# WD 40 or fluid film ?



## Sealer People (Nov 16, 2008)

Someone told me its wise to every now & then, take a can of wd 40 & spray the entire engine area of my truck.

pulleys, belts, nuts, bolts, terminals,etc etc, etc etc.. he says, just put it on to help lube everything up. 

Im just wondering is this is true ? & if so wouldnt fluid film be better as a lubricant?
I just put a small squirt of fluid film on the most squeaky door hinge,,,, the stuff work immediately.

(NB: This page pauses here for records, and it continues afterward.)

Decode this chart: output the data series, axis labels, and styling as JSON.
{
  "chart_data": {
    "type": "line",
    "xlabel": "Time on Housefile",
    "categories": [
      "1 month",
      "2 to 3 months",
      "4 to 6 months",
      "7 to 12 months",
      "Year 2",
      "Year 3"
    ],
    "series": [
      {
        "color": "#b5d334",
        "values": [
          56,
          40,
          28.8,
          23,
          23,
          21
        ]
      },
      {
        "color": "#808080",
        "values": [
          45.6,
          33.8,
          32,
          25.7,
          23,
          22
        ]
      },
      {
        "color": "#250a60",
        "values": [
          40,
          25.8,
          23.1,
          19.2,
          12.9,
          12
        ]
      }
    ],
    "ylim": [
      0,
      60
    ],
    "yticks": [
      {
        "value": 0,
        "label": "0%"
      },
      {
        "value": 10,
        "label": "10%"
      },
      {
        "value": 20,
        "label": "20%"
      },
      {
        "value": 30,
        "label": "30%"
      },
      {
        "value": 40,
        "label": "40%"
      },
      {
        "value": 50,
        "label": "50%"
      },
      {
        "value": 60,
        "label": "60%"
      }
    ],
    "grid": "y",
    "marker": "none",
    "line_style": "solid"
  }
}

The truck is a 1996 chevy 2500 diesel 4x4.


----------



## Lightningllc (Nov 23, 2009)

Salt sticks to oil. Water and vineger takes salt away.


----------



## racin84 (Dec 27, 2007)

I spray an entire can of WD-40 on my boat engine every vear when I winterize it. Keeps most nuts/bolts etc from rusting and seizing. Would not recomend spraying it directly on the belts. Remember WD-40 is originally a water displacer (hence WD). It will leave a protective film once it "dries".


----------



## Mark Witcher (Feb 21, 2004)

I really think that oiling the belts would be a BAD thing.


----------



## grandview (Oct 9, 2005)

What's with all this WD-40 talk?


----------



## 2COR517 (Oct 23, 2008)

grandview;918922 said:


> What's with all this WD-40 talk?


Uh yeah. Fluid Film rules!


----------



## scoop56 (Dec 22, 2009)

Fluid film for sure, the only thing WD40 is good for is removing black scuff marks on linoliem flooring!!!!!
FF is awsome stuff, we deal with salt all the time here in Canada.
I have been in the automotive aftermarket for 30 yrs.
FF is THE BEST !!!!!!!!!tymusic


----------